Where help spells hope

23 April 2007
Outreach: Dominika Jablonska, Lendy Swartbooi and Ali Yannias are using their talents to reach out to a local commuinity.

A group of students has launched a drama outreach project for children in one of the city's neediest communities - and they're learning more than they're teaching

"People never come to this place," says Lendy Swartbooi.

She's referring to social and educational outreach programmes that are beginning to filter into the city's poorest communities. But not Ravensmead. It's easily one of the city's darker places, rife with alcoholism and drug abuse.

Swartbooi grew up there. She understands what it's like to feel hopeless. Ironically, it's hope that's taken her back to her old school, Nebo Primary, with a band of UCT students who form the Educational Theatre Outreach Project.

She chairs the group and today she's joined by political science master's student Ali Yannias (publicity officer) and drama student Dominika Jablonska (artistic director).

They're a multi-disciplinary group from various faculties on campus. From Chicago, Yannias is here to research the Truth and Reconciliation Commission. She's worked with children in Mexico - with similar problems to South Africa - and elsewhere.

"Living here is an experience in itself."
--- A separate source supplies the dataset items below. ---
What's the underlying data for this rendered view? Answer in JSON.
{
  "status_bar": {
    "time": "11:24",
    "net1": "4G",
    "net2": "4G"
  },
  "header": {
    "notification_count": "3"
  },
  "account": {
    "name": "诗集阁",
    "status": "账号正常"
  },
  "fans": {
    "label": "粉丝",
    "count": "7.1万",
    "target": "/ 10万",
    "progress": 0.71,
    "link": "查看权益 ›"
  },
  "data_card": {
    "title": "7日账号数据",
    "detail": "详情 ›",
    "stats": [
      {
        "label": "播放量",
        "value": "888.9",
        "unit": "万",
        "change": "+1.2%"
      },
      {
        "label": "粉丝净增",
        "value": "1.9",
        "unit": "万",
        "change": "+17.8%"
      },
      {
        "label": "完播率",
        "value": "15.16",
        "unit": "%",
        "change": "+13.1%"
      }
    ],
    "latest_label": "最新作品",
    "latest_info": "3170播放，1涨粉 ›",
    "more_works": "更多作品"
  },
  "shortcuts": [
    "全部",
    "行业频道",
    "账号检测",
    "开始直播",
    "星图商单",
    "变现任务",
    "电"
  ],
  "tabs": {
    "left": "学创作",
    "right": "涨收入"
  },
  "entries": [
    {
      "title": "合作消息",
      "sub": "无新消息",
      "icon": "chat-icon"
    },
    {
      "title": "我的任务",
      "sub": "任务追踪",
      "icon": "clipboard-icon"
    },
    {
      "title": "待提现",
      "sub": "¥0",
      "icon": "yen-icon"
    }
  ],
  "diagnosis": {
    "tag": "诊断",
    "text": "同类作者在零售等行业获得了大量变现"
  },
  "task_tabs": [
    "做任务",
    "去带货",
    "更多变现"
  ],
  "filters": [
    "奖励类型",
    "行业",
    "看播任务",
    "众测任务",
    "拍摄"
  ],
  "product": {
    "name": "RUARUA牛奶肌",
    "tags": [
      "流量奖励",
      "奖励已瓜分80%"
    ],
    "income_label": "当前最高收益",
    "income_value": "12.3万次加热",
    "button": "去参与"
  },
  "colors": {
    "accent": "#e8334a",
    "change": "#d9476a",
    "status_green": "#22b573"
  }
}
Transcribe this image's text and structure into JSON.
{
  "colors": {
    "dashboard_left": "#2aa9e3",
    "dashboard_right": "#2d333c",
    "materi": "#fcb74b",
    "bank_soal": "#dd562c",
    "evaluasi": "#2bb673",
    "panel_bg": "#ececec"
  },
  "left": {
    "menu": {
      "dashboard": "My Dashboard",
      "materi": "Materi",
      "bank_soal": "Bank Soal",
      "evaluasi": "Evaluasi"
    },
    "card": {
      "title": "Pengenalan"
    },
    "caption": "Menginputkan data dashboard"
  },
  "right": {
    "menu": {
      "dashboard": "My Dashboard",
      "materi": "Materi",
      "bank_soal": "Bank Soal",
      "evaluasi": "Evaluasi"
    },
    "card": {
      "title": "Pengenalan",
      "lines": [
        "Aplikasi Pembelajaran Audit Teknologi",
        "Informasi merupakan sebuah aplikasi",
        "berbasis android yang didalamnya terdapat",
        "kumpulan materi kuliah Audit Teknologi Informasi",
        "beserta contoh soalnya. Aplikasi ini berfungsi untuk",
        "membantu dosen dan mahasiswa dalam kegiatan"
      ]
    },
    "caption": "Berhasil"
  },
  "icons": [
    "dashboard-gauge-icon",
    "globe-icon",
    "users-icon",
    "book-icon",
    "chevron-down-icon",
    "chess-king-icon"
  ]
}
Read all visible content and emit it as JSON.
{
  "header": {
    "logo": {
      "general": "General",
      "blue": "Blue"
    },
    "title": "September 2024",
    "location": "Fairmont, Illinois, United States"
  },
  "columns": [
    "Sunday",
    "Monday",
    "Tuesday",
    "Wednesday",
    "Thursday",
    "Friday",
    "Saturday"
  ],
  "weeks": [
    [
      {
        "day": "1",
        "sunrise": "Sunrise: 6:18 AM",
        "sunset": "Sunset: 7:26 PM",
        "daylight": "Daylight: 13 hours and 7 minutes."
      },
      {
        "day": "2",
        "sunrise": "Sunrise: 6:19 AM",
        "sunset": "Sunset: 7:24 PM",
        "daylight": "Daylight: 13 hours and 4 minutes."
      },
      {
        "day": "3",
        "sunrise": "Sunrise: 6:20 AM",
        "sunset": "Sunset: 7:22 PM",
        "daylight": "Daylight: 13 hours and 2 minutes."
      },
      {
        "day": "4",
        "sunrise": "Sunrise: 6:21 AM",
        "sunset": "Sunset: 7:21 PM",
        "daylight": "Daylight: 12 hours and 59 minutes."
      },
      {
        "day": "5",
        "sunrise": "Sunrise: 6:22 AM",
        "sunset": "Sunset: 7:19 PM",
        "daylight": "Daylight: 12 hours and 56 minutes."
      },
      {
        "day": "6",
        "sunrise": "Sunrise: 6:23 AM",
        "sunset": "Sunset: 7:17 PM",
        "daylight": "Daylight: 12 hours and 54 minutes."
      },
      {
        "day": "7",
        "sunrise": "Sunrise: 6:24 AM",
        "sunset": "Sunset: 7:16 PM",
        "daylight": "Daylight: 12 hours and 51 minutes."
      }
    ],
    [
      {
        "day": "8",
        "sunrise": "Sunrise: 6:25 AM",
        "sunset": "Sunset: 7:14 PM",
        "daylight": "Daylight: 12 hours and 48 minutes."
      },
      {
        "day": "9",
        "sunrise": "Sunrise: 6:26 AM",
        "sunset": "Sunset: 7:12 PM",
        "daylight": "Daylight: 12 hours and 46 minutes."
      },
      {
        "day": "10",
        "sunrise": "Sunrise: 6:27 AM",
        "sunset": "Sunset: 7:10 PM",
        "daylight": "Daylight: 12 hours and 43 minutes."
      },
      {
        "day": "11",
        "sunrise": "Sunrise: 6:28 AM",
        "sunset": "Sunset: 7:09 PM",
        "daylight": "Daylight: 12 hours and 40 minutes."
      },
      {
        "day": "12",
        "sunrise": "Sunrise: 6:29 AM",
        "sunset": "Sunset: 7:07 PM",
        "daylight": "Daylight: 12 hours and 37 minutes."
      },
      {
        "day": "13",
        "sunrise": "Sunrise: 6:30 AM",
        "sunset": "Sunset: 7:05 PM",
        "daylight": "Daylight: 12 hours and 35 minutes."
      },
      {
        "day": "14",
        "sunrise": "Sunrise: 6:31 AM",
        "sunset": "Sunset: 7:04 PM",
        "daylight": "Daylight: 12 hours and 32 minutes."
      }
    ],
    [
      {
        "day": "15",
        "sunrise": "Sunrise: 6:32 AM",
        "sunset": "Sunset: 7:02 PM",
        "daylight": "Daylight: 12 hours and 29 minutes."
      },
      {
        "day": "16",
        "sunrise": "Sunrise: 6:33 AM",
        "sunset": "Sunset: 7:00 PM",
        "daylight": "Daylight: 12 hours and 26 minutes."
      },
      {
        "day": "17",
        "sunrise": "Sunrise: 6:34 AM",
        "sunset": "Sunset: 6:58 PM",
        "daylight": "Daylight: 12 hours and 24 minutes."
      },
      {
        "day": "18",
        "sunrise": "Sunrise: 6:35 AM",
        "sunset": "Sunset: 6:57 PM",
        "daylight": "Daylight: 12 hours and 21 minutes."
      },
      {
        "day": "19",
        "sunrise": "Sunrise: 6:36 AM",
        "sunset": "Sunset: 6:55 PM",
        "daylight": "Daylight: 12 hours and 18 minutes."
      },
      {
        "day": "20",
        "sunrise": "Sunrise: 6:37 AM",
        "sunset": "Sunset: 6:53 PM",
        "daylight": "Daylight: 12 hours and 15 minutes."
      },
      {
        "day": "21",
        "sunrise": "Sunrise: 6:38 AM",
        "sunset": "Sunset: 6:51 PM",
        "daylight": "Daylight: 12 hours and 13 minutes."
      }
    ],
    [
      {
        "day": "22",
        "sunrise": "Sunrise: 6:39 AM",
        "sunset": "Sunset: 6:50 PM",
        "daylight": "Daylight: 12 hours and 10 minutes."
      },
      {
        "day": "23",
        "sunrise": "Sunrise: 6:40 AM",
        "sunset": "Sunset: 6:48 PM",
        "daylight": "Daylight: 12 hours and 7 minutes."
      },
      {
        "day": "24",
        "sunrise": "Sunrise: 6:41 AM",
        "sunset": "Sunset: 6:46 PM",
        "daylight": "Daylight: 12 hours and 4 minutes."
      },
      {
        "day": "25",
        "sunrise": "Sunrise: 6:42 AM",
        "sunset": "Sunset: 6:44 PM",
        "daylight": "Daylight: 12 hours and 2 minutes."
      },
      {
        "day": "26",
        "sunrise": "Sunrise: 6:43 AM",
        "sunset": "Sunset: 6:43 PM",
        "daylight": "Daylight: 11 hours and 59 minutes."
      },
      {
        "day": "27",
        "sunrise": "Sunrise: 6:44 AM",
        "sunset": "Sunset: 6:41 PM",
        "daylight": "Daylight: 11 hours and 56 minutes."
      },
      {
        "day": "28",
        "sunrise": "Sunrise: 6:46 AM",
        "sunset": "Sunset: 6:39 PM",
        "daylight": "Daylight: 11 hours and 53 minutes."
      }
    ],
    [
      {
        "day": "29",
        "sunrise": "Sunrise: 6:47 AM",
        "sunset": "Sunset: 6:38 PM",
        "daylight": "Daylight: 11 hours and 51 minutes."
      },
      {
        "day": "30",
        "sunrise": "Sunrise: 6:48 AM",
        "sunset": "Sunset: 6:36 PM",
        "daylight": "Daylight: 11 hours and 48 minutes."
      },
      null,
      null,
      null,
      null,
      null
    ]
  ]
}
Each Saturday for the next few months the team will travel to Nebo Primary to teach 40 children about theatre, drama and its application in the real world. This is the first phase of the project. The children will have an opportunity to write and workshop their own material.

At the end of the programme they will stage a full-length play at the school, one they will have created and workshopped. The team plans to take the production to a drama festival.

Already, there's evidence of talent. One girl, a shy child in a uniform that is unravelling, got up and sang.

"She has a voice," says Swart-booi.

These are children who have never been inside The Baxter, or Artscape. Or even a school hall. When the UCT outreach group arrived at the school to introduce their programme, the children had assembled outside in the cold.

They were soon enthralled, especially when guest speaker Leonard Koza, author of Gazoem Vannie Townships, shared his life story.

It's this that spurs Swartbooi and her team.

"We can show them the world does offer different realities to theirs," says Jablonska.

There's a temptation to want to do more when they see children without shoes and jerseys, absent from school and selling tik on street corners.

"We're not going to fix the community, but we can be useful and help in some small way," Yannias said. "Focus on what you can be and not on all the things you can't."

For the moment, Swartbooi wants to keep hope alive. The workshops will teach other aspects, like leadership. Importantly, it's an opportunity for these youngsters to tell their own stories through performance.